Romirowsky and Regan criticized the committee’s conclusions.

“Consider Emory’s reaction if a group of Jewish students posted faux flyers from the Islamic Republic of Iran with threats to throw gay students off roofs, something that actually has been done in that and other Islamic nations,” they wrote. “Those students would have been labeled Islamophobes and faced consequences because both homosexual and Muslim students are considered protected groups on campuses. Jews? Not so much, at least apparently not from Emory’s perspective.”

They added that the committee’s verdict that the notices weren’t anti-Semitic in “an emboldened SJP chapter, anti-Semitic flyers approved for posting, and an administration more interested in protecting hate-speech than Jewish students” at Emory.
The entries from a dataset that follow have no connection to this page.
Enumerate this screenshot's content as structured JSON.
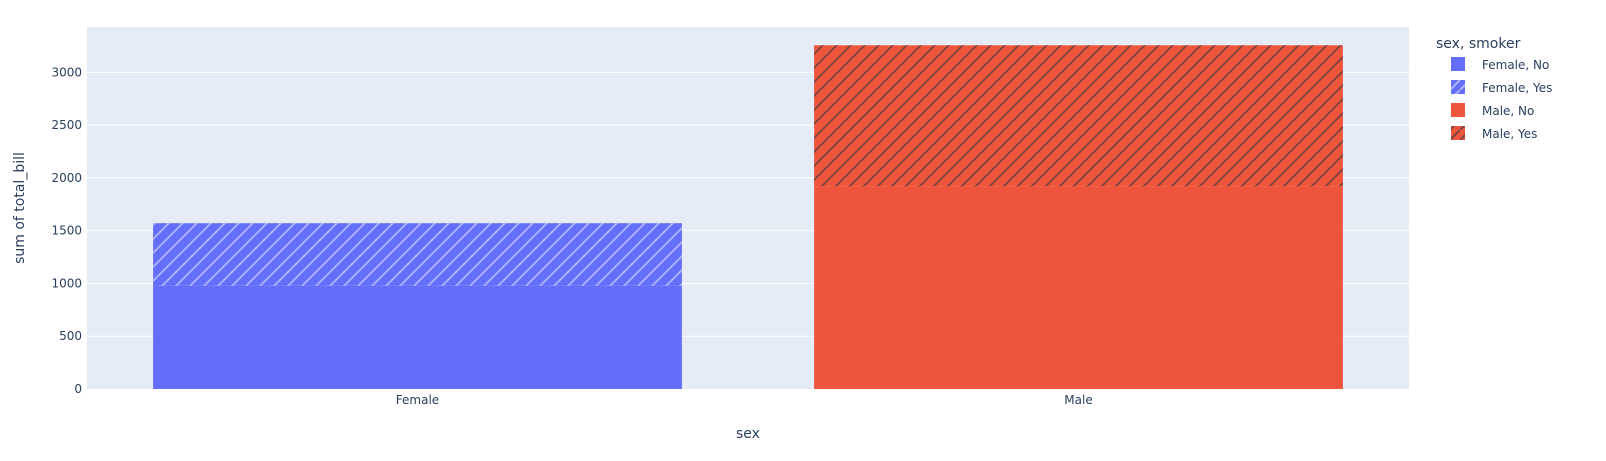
{
  "chart_data": {
    "type": "bar",
    "barmode": "stack",
    "title": "",
    "xlabel": "sex",
    "ylabel": "sum of total_bill",
    "categories": [
      "Female",
      "Male"
    ],
    "ylim": [
      0,
      3430
    ],
    "yticks": [
      0,
      500,
      1000,
      1500,
      2000,
      2500,
      3000
    ],
    "grid": true,
    "legend_title": "sex, smoker",
    "legend_position": "right",
    "series": [
      {
        "name": "Female, No",
        "color": "#636efa",
        "pattern": "none",
        "values": [
          977.68,
          0
        ]
      },
      {
        "name": "Female, Yes",
        "color": "#636efa",
        "pattern": "diagonal",
        "values": [
          593.27,
          0
        ]
      },
      {
        "name": "Male, No",
        "color": "#EF553B",
        "pattern": "none",
        "values": [
          0,
          1919.75
        ]
      },
      {
        "name": "Male, Yes",
        "color": "#EF553B",
        "pattern": "diagonal",
        "values": [
          0,
          1337.07
        ]
      }
    ]
  }
}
Rabbi Abraham Cooper, associate dean and director of Global Social Action Agenda at the Simon Wiesenthal Center, said in a statement to the Journal, “Emory is willfully deaf, dumb, and blind to the fears of Jewish students.  Those ‘eviction notices’ were of course meant to denigrate and intimidate.  Had Emory bothered to ask the Israeli consul general in Atlanta they could have learned that the mock notices presented falsehoods as fact. Palestinians facing eviction often connected to terrorist activity all have and often use the rights to challenge in Israeli courts. And how convenient they didn’t (have to) refer to the State Department’s definition of anti-Semitism, they wouldn’t have had the chutzpah to decide for Jews what is anti-Semitic and what isn’t. Further proof we need legislation so that the US Department of Education can protect Jewish students from harassment. Clearly Emory won’t.”

Rena Nasar, managing director of Campus Affairs at StandWithUs, similarly said in a statement to the Journal, “SJP’s flyers were antisemitic in their slanderous and dehumanizing portrayal of the Jewish state. Furthermore, the flyers attempt to smear Jews as racist simply for exercising their inalienable rights to self-determination. The Emory committee failed to address these problems at all and as such, their judgement about what is or is not antisemitic has no credibility.”

A university spokesperson did not respond to the Journal’s request for comment.